Recently, the team completed what it says is the world's first whole-mouse-brain imaging project at 30-nanometer resolution.

"The final dataset was about 2 petabytes," said Zhao. "The amount of data is almost unimaginable. Just storing it becomes a challenge."

To handle these datasets, they developed new data-compression algorithms and processing software from scratch.

"Many new technologies emerged from this project," Zhao said. "New microscopes, new sample-processing methods, new labeling techniques and new software systems. Some of them are beginning to move toward applications beyond the original project."

Such achievements, he emphasized, would have been impossible for a single laboratory to accomplish alone.

"The conditions provided by CIBR are extremely unique. There are only a handful of places in the world that can provide this kind of environment," Zhao noted.

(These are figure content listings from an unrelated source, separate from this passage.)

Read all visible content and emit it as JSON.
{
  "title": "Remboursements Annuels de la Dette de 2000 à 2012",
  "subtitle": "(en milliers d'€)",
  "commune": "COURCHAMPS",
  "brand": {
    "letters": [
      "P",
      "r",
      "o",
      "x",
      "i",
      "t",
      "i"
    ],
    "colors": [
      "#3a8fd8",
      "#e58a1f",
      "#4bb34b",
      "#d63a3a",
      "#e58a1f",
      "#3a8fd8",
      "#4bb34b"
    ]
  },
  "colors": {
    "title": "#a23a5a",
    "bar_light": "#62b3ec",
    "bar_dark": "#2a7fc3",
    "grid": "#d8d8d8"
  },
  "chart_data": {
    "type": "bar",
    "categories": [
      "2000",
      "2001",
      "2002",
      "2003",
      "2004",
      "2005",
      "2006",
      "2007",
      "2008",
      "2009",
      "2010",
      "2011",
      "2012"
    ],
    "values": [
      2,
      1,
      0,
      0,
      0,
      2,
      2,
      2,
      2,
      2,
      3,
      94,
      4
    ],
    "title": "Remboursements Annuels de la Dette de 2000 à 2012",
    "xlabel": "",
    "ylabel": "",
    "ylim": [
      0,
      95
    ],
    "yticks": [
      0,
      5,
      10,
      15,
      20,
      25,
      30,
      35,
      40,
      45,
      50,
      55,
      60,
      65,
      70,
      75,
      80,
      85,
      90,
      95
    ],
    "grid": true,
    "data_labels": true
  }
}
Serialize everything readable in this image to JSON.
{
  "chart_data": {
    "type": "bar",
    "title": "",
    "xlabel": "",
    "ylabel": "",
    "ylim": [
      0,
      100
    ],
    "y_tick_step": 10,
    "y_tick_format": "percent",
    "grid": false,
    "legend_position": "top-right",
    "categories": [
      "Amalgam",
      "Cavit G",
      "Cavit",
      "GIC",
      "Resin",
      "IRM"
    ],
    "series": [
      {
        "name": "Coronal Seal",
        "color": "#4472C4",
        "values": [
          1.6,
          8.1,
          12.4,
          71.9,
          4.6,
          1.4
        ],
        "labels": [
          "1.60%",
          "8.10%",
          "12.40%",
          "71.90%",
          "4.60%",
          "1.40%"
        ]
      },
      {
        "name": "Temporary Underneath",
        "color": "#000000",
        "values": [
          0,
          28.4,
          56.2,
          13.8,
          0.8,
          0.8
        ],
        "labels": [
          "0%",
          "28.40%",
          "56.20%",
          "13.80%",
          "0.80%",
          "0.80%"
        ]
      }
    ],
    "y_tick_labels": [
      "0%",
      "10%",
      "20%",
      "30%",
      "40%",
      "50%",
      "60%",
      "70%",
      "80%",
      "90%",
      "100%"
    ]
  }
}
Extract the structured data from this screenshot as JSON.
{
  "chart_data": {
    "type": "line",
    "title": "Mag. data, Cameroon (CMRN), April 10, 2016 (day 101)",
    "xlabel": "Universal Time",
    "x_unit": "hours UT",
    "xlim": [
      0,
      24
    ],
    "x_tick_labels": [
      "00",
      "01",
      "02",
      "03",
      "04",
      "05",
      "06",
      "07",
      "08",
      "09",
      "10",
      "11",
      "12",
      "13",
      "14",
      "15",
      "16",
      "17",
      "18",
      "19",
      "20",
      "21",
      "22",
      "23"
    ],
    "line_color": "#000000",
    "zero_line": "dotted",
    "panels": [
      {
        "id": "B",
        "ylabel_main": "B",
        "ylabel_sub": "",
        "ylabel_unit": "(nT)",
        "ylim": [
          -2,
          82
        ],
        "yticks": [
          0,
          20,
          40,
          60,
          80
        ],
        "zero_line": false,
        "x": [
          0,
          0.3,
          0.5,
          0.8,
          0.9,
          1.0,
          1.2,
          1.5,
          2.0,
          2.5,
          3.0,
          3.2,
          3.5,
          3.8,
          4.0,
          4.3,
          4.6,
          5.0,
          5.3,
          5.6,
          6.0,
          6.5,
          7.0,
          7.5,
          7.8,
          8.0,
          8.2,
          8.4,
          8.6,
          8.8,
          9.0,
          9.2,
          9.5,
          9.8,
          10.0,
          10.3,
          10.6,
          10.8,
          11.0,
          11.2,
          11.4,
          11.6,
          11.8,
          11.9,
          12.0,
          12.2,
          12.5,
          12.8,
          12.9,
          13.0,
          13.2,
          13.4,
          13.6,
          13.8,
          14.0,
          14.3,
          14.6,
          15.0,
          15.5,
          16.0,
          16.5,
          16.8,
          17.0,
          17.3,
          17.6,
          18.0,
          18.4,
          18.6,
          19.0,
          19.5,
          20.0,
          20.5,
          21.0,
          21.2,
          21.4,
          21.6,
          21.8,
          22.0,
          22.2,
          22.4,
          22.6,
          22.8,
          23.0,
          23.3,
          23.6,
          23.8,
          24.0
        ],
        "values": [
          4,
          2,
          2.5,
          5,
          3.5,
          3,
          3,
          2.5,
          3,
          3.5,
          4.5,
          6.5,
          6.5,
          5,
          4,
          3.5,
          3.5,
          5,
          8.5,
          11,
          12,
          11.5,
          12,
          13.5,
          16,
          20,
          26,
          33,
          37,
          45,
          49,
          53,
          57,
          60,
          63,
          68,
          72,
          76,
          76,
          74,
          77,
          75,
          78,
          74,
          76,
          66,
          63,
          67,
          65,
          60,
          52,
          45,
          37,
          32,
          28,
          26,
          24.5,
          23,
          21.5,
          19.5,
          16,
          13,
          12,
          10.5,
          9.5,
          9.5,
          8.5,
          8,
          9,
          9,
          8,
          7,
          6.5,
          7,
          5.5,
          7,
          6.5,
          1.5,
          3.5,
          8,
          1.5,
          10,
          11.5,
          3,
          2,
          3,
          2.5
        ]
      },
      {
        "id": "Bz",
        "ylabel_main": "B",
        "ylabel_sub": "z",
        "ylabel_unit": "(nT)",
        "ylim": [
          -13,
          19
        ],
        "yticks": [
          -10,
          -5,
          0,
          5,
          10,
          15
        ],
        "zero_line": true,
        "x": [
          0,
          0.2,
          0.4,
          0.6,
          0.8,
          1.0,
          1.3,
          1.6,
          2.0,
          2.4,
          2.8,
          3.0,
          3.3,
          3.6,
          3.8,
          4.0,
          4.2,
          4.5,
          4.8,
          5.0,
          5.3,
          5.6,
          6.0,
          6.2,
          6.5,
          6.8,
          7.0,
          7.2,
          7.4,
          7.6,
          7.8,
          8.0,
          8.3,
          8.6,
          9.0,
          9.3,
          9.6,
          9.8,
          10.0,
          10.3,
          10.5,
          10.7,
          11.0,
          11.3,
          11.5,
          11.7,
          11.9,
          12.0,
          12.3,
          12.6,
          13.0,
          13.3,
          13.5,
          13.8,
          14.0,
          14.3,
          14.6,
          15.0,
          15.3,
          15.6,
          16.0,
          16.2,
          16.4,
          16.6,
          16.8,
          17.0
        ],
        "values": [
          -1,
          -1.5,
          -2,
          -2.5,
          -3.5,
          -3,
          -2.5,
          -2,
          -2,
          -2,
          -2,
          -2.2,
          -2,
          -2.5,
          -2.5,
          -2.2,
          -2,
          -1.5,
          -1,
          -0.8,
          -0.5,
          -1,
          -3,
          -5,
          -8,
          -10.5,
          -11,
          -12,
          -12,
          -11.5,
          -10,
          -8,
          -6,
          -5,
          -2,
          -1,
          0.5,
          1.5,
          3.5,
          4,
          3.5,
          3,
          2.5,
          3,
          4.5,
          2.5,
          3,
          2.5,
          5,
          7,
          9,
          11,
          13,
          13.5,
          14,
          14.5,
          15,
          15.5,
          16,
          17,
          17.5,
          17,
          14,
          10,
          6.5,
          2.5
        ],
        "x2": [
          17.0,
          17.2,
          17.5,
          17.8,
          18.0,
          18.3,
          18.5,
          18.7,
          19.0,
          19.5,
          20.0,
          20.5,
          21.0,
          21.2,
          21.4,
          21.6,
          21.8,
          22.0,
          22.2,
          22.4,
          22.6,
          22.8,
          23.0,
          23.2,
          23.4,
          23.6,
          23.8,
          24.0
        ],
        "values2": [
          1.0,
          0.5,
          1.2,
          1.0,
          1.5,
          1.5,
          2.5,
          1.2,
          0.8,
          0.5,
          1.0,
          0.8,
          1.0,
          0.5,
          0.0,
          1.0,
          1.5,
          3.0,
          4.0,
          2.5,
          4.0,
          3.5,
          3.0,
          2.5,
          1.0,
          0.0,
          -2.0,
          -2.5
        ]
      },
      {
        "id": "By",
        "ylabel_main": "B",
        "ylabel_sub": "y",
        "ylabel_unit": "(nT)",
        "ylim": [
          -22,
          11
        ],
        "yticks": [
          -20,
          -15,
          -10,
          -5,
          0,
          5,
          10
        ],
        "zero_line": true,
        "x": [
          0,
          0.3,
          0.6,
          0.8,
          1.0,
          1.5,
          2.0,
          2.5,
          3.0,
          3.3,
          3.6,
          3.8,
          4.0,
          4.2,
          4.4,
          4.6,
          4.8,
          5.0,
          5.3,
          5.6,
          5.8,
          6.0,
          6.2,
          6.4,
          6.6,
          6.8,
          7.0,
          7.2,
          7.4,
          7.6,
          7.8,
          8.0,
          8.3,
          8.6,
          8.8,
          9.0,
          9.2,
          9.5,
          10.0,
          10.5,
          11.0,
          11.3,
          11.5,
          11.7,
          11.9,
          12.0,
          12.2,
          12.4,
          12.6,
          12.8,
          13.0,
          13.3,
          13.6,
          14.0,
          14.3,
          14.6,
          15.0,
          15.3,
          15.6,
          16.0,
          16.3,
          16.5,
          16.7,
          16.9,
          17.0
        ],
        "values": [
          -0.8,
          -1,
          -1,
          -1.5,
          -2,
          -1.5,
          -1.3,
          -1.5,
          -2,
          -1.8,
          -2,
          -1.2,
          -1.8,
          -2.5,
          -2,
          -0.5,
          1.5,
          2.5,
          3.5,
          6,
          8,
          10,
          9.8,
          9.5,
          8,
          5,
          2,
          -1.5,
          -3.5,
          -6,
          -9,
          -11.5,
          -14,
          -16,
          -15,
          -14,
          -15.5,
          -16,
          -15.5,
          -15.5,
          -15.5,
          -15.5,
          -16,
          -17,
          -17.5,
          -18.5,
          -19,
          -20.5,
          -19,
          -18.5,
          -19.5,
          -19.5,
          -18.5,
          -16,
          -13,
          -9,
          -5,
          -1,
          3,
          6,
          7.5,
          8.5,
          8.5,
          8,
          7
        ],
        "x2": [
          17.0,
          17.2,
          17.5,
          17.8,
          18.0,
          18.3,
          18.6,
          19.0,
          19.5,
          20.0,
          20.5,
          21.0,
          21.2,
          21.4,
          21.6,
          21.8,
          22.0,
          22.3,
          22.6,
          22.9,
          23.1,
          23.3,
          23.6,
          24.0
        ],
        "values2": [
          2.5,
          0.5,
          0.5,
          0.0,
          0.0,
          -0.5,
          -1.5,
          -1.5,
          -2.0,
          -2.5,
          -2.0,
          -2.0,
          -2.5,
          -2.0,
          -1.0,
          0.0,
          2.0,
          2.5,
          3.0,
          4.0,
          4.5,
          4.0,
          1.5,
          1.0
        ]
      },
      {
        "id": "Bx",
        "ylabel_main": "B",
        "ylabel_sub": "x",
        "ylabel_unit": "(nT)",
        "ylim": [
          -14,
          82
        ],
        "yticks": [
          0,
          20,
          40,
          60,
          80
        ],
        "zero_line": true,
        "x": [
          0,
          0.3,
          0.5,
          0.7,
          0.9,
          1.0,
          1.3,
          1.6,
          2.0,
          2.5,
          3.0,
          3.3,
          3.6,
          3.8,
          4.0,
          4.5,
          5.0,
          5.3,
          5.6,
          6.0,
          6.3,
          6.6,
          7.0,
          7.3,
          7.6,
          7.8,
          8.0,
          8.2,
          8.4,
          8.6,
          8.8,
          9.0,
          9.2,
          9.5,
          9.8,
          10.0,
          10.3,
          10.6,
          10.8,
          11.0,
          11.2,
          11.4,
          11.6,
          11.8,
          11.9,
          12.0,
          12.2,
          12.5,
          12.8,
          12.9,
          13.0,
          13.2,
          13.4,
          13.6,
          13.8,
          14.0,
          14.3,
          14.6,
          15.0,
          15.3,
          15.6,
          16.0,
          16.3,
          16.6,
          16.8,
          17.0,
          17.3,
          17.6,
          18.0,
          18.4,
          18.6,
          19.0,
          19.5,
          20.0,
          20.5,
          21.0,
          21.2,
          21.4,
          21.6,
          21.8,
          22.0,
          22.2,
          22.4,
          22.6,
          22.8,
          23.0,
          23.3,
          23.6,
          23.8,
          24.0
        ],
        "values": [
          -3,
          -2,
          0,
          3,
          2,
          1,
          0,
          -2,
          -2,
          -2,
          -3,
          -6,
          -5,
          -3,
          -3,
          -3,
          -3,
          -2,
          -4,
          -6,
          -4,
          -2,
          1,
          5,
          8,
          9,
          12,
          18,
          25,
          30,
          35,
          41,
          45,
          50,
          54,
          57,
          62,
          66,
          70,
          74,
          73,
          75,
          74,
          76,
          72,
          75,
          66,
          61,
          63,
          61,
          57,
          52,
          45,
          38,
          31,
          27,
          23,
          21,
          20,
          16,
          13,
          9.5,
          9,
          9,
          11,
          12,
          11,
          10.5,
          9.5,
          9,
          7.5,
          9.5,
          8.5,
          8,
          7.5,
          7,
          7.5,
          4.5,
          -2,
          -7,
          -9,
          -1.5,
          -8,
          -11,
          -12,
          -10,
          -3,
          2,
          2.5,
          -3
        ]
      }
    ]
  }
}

Whole-body neural reconstruction in a mouse using the TESOS method. /CIBR

A technology beyond seeing

The value of TESOS extends far beyond producing striking images. The technology could become foundational infrastructure for neuroscience and biomedical research.

TESOS method is expected to help scientists build detailed wiring diagrams of the brain and body, while providing new insights into neurological diseases.

"Our biggest vision is to apply three-dimensional transparent imaging to medical pathology," he said.

Traditional pathology examines only thin slices of tissue, leaving most of a specimen unseen. Zhao's team is exploring a new approach – making entire samples transparent and imaging them in three dimensions, a strategy that may improve diagnostic accuracy and efficiency.

What began as an effort to simply see the nervous system more clearly may ultimately reshape how scientists and doctors see biology itself.